Mark Rudd, radical leader

Mark Rudd, born 1947, was a prominent leader in both the Students for a Democratic Society and the Weathermen.
In 2009 he published a memoir of his time as a radical (eventually leading an underground life as a fugitive from law enforcement),
Underground: My Life with SDS and the Weathermen (Amazon, at Rudd’s web page).

What follows are some excerpts from Rudd’s Underground.

page 23

The Holocaust had been a fact of my entire childhood, though I was born two years after World War II ended.

The Holocaust brought me to the knowledge that evil exists and that it is associated with racism;
that’s what Nazi anti-Semitism was.

pages 32-33

I had been “sexually active,” as Ann Landers refers to fucking, since I was fifteen.
My first girlfriend was not a girl at all, but a married woman, Karen, age twenty-seven, who had a kid.
I’d go over to her house after school, and we’d make love quickly, before her daughter came home an hour later.
It was dynamite for my ego.
Within just a few years of puberty, I’d achieved my masturbatory fantasy of being inside a woman.
Sex was a great thrilling mystery to me and remains so to this day.

Fear of pregnancy, the dark side of my adolescent dream, had been eliminated because the Pill had just come onto the market.
The setup was perfect, except for the small matter of her potentially jealous husband, who never did find out.
I didn’t feel the least bit guilty toward the husband, whom I never met, but I did feel funny because I knew I really didn’t love Karen.
I had read in novels about sex without love, but I was still surprised at how easily the two are disconnected.
We continued off and on for almost two years, until I discovered girls my own age.

I was overweight and soft, a lonely, nerdy kid, but I felt like somebody special when I was in bed with a woman.
While other teenage boys were out proving themselves on the football field or the basketball court, I had better things to do.

pages 71-2

Imagine an idealistic Jewish kid growing up in a suburban New Jersey town, always knowing the world consisted of two kinds of people: Us and Them, the Jews and the goyim.
Crossing the river to the big city and taking a places as a student at a world-class Ivy League institution [Columbia University] run by Them,
I found at the top, much to my surprise, rather slow-witted, Wizard of Oz-like characters who ran things really badly, violated their own principles, lied, put into effect both pro-war and racist policies.

pages 234-5

[referring to events in 1971, Rudd writes:]

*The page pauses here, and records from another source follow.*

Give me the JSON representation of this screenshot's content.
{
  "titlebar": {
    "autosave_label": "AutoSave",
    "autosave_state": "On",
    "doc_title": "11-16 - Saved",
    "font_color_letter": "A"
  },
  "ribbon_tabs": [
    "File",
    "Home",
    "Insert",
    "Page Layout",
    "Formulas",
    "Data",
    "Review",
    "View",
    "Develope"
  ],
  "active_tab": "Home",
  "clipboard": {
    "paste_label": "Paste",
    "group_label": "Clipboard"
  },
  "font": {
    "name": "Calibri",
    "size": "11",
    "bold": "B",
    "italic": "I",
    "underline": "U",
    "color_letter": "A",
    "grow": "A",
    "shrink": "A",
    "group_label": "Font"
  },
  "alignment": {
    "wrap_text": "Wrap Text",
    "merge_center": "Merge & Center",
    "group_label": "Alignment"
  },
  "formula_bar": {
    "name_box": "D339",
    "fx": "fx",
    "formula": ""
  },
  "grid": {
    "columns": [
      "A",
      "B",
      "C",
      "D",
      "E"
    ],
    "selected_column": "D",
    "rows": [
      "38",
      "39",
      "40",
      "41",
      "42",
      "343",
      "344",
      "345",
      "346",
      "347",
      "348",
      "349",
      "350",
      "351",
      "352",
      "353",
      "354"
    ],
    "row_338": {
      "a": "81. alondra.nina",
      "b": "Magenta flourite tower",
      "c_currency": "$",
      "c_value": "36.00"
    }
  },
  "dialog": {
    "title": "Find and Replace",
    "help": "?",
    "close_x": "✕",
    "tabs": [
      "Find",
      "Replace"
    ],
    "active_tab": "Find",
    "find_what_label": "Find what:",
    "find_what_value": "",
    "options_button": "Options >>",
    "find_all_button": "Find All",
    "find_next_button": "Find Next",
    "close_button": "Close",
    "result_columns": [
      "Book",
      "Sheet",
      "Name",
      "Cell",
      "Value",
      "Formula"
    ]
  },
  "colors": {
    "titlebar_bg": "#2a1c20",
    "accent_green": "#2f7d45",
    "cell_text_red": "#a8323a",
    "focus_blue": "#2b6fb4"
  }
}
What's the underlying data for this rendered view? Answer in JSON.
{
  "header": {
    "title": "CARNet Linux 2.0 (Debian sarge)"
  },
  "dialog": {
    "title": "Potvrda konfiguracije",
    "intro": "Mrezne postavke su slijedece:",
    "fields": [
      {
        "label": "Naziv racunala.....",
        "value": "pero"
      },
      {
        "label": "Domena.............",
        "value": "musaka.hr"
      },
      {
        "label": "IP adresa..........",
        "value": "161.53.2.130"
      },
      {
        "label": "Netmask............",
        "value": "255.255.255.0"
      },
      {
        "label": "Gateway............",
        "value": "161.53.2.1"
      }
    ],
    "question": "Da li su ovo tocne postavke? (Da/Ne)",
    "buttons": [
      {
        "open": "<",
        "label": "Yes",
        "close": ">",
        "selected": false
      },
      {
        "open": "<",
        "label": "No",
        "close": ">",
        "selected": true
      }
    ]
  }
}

“We brought you three thousand,” my father said.

“You didn’t withdraw the money from your account, did you?” I asked.

“No, I accumulated it in cash over the last year, from the friends in South Jersey.”

I knew what he was referring to.
Years ago, when my father had worked for the Army Exchange Service, he had helped a friend get the base PX jukebox concession.
Ever since, he had received a small cash kickback every few months.
It was the only illegal or unethical activity I’d ever heard Jake [his father] involved in.
In our family the small rake-off wasn’t even considered a crime, just a normal mode of doing business, the single atavism from an earlier, poorer time.
It came in handy now, though, to have a hidden and untraceable source of cash.